「嘿嘿,真是一群膽小鬼。」
在看到那十多人嚇得東躲西藏的時候,這名男子,也就是光明聖教的審判者,他陰測測的笑出聲,然後手臂揮起,這顆黑色的炸彈就被他拋了出去。
田伯光從來沒有見過這種炸彈,因為最起碼它在這名審判者的手上已經燃燒了十秒鐘,但是卻還沒有要爆炸的趨勢,此刻即使是在在空中,田伯光也只是看到了一束白色的煙霧升騰而起,並沒有看到他有絲毫要爆炸的意思。
「難道是煙霧彈?」
眼看這顆炸彈根本就沒有要爆炸的意思,田伯光的心裡不由的想到,但是如果真的是煙霧彈的話,或許會給他帶來一些視力上的影響,但是現在的他,基本可以忽視的,而且現在他是身處在郊野,煙霧彈的持續時間也肯定會大大縮短。
但是田伯光的想法固然是美好,結果卻總是出乎他的意料,就在這顆冒著黑煙的炸彈將要落在那十多人的兩輛麵包車中間的時候,異變在這裡發生,那距離地面還是十公分左右的炸彈,竟是在這個高速忽然白色霧氣噴灑的速度加快了一倍左右,而接下里的一幕,讓田伯光的心神瞬間緊繃到了極限。

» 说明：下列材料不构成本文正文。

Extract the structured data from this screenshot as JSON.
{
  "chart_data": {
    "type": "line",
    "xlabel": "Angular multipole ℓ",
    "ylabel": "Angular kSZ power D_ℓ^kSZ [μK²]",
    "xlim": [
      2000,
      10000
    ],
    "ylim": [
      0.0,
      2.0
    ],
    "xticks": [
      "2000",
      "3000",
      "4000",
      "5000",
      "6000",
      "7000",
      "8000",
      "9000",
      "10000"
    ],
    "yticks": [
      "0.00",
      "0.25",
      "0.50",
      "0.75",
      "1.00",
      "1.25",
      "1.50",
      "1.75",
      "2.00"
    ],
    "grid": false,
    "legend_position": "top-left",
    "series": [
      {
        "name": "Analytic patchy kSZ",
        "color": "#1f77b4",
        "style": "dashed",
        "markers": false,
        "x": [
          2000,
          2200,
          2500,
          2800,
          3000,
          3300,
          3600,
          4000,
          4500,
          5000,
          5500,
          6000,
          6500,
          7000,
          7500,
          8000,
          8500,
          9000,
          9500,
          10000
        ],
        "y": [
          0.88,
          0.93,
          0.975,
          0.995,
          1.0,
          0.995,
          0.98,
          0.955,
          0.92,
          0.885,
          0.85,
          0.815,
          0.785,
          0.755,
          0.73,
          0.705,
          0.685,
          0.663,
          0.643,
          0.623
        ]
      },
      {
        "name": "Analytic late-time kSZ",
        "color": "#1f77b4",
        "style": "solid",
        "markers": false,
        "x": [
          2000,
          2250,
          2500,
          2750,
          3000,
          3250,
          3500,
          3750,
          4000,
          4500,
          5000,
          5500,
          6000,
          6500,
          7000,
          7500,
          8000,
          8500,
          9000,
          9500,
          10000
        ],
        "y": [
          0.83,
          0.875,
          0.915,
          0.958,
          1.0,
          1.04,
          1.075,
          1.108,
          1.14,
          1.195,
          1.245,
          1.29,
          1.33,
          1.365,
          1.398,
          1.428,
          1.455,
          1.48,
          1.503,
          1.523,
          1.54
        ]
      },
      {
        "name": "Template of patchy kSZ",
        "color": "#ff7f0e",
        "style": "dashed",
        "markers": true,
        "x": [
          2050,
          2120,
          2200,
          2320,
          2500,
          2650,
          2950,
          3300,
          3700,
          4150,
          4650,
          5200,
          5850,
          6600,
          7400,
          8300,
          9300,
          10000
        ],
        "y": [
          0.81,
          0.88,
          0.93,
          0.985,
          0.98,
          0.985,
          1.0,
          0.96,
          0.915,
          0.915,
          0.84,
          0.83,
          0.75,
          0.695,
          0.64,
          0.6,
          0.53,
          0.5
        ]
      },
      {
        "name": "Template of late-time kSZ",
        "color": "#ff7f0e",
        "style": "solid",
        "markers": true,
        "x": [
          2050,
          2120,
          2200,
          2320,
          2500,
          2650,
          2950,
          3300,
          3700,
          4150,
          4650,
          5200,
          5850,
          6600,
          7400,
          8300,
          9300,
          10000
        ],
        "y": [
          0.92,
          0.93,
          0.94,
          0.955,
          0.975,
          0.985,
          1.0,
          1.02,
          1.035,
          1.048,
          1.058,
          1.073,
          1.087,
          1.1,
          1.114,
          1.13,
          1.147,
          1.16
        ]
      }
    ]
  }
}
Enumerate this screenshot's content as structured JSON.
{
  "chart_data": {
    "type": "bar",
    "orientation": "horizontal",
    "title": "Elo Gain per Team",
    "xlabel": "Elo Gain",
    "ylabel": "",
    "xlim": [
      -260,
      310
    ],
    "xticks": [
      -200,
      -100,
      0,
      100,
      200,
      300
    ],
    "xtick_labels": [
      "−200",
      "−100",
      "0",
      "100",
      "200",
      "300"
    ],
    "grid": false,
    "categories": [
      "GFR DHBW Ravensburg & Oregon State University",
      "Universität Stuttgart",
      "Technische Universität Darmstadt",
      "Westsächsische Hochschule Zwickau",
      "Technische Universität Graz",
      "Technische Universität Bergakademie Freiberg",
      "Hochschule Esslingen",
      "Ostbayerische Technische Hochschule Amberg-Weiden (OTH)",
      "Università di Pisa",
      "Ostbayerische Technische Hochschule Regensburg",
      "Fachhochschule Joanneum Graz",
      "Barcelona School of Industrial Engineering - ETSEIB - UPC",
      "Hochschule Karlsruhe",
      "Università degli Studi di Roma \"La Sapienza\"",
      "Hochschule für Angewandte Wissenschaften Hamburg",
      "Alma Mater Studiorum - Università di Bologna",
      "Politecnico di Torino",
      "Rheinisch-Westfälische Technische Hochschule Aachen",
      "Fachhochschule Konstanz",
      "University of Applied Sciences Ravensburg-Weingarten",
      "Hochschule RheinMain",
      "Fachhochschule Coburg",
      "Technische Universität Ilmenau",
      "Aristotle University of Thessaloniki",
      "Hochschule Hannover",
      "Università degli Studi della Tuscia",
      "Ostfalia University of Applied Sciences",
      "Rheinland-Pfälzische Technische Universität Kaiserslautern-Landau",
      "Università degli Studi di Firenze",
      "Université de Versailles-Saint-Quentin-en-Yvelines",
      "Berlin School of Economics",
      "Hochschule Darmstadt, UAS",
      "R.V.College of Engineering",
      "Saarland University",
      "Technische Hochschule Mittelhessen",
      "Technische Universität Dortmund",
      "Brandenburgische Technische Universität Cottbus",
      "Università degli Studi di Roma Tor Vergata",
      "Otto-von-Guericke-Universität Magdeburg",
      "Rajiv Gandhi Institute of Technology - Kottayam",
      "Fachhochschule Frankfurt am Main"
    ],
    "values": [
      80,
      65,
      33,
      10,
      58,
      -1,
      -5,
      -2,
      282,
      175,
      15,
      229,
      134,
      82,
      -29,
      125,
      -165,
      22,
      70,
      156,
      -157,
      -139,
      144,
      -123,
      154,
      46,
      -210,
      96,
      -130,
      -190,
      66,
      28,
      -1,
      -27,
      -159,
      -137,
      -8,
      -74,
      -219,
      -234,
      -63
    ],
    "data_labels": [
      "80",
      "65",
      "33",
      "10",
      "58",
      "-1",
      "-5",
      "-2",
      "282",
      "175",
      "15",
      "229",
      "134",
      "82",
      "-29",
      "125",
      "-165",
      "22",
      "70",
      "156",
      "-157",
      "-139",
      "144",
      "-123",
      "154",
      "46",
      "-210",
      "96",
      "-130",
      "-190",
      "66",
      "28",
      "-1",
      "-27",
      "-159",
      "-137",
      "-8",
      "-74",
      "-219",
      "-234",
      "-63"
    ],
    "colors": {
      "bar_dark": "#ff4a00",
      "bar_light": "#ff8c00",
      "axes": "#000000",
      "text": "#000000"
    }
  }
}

就在這個炸彈發生異變之後,它就好像忽然間多了一個推進器一樣,嗖的一聲,就拖曳著白色的尾巴,往田伯光的方向衝來,而且現在田伯光還根本就不能躲,如果他就這樣躲開的話,那麼車子裡面的劉芸跟布斯肯定就會被這個炸彈送上天。
「這是哪個混蛋設計出來的玩意。」
這名審判者使用出來的炸彈,可謂是比那些國家的導彈還要強上不少,至少眼前看來,這可是一個暗算的絕佳利器,要不是田伯光對自己的武力還有一定的自信的話,或許此刻他已經拉著劉芸逃走了。
就在這顆炸彈距離田伯光還有十多米的時候,他的眼神似乎都已經凝固,手心裡,一把匕首被他緊緊抓住,這一刻,他屏氣凝神,那顆在急速移動的炸彈,就像播放電影一樣,在他的瞳孔中閃現出來,他單臂揮動,一道黑芒從他的手中激射出去,正是那一把黑色匕首。
黑芒跟白芒,在田伯光身前五米的地方相撞,這一刻,他的身影也是從原地竄出,直接就往他身後的車子另一側竄了出去。
咯吱!
然而,接下來的一聲刺耳的摩擦響音,讓田伯光的心頭再次一跳,然後他看向了剛才匕首跟炸彈相撞的地方。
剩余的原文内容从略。